Come hanno reagito le università e gli enti di ricerca quando avete proposto questo format?

All’inizio molti ricercatori partecipavano senza comunicarlo ai propri supervisori. Un po’ per paura di non essere considerati degli attenti scienziati, un po’ perché era presente l’idea che dedicarsi a progetti di comunicazione volesse dire sottrarre tempo alla ricerca. Oggi invece, si è capito che fare divulgazione scientifica è un elemento cruciale per chiunque faccia scienza o ricerca. Raccontare e portare ad altri quello che si sta facendo è fondamentale perché può sensibilizzare i non addetti ai lavori a quelle che sono le tematiche di ricerca più attuali e gli sviluppi delle tecnologie che verranno ma offre, al tempo stesso, allo scienziato una rilettura critica di ciò che fa. Ma FameLab può essere anche inizio, può aprire la strada a nuovi percorsi lavorativi. Molti ex FameLabbers, dopo aver partecipato al talent, hanno iniziato a essere coinvolti in prodotti di divulgazione. Alcuni dei conduttori di Super Quark+, per esempio, provengono dalla nostra “palestra”. Altri concorrenti, invece, rimangono a fare ricerca ma con una nuova e più convinta consapevolezza del ruolo della comunicazione.

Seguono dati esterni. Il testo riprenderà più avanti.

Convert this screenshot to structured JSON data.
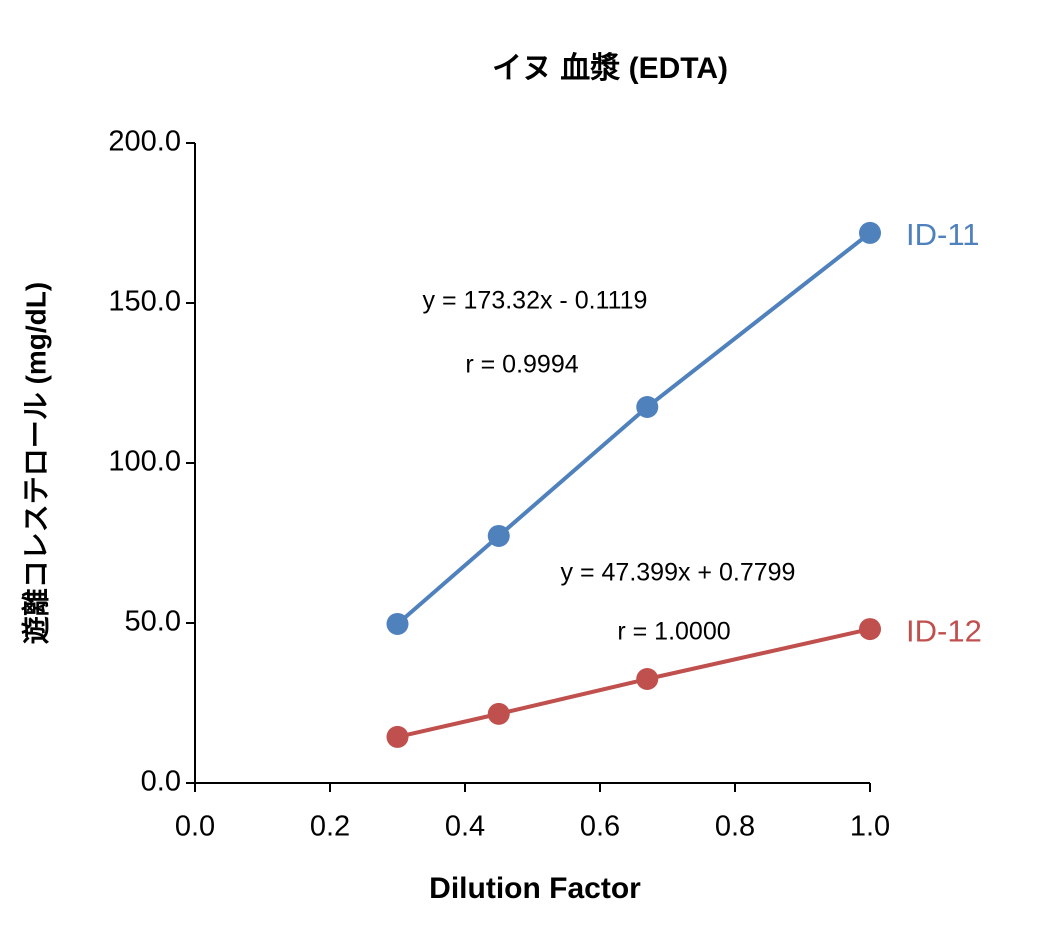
{
  "chart_data": {
    "type": "line",
    "title": "イヌ 血漿 (EDTA)",
    "x_label": "Dilution Factor",
    "y_label": "遊離コレステロール (mg/dL)",
    "xlim": [
      0,
      1
    ],
    "ylim": [
      0,
      200
    ],
    "xticks": [
      {
        "value": 0,
        "label": "0.0"
      },
      0.2,
      0.4,
      0.6,
      0.8,
      {
        "value": 1,
        "label": "1.0"
      }
    ],
    "yticks": [
      {
        "value": 0,
        "label": "0.0"
      },
      {
        "value": 50,
        "label": "50.0"
      },
      {
        "value": 100,
        "label": "100.0"
      },
      {
        "value": 150,
        "label": "150.0"
      },
      {
        "value": 200,
        "label": "200.0"
      }
    ],
    "series": [
      {
        "name": "ID-11",
        "color": "#4f81bd",
        "x": [
          0.3,
          0.45,
          0.67,
          1.0
        ],
        "values": [
          49.7,
          77.2,
          117.5,
          171.9
        ]
      },
      {
        "name": "ID-12",
        "color": "#c0504d",
        "x": [
          0.3,
          0.45,
          0.67,
          1.0
        ],
        "values": [
          14.4,
          21.6,
          32.5,
          48.1
        ]
      }
    ],
    "annotations": [
      "y = 173.32x - 0.1119",
      "r = 0.9994",
      "y = 47.399x + 0.7799",
      "r = 1.0000"
    ]
  }
}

In questi dieci anni il mondo della comunicazione è cambiato più volte. Molti ricercatori sono passati da essere chiusi nella torre d’avorio a essere onnipresenti sui social. In questo contesto FameLab riesce a stare al passo con i tempi?

FameLab ha una particolarità unica: al centro di tutto rimane il valore della parola. Niente slide, niente filmati. L’uso corretto delle parole, il sapersi spiegare e il rendersi comprensibili sono esigenze fondamentali soprattutto in questa società. Essere capaci di utilizzare parole leggere e rapide ma esatte e coerenti, come spiegava Calvino, è un elemento imprescindibile nella comunicazione di oggi. È moderno poi, perché è un talent show ma senza il marcato esibizionismo di questi format. I contenuti sono i veri protagonisti, chiediamo ai partecipanti uno sforzo di sintesi molto profondo e alle giurie di valutare con molta attenzione il grado di equilibrio tra la quantità d’informazioni e la brevità del contenuto. FameLab è anche l’occasione per riportare alla luce dei riflettori le eccellenze latenti, un ponte tra scienza e società. Grazie a questo talent molte persone scoprono infatti le eccellenze che svolgono attività di ricerca nei propri atenei ed enti di riferimento. Un arricchimento culturale e sociale per il territorio.

Quali sono le sfide future che attendono FameLab Italia?

Cercare di uscire dalle gabbie disciplinari e scientifiche, superando il modello STEM. Il nostro prossimo obiettivo è incoraggiare la partecipazione di concorrenti che sappiano raccontare il nostro mondo da punti di vista diversi. Sarà fondamentale il passaggio da un talk disciplinare a un talk culturale. Sicuramente, ci sarà un’interazione maggiore con i media. In molte nazioni la finale viene trasmessa in diretta sui canali generalisti. I tre minuti del format possono essere la base per sviluppare nuove forme creative di comunicazione della scienza in radio, in tv e sui social. La performance sul palco deve essere vista come stimolo per la curiosità del pubblico. Svilupperemo quindi nuovi format che avranno alla base la capacità di sintesi e di adattamento che sono elementi imprescindibili della manifestazione.

Michele Dusi, vincitore di questa edizione, tra qualche mese parteciperà alla finale internazionale di Cheltenham. Ci sono differenze tra i nostri concorrenti e quelli degli altri paesi?

La finale di Cheltnham è un ottimo punto di osservazione sull’evoluzione e lo stato di salute della divulgazione scientifica del nostro paese. In questi anni ho notato un diverso grado di maturità. I concorrenti provenienti per esempio dal Regno Unito sono più pronti. Questo perché, rispetto ai loro coetanei italiani, vengono inseriti prima in maniera attiva nella ricerca e hanno stimoli maggiori all’interno dei propri istituti nel divulgare le proprie scoperte.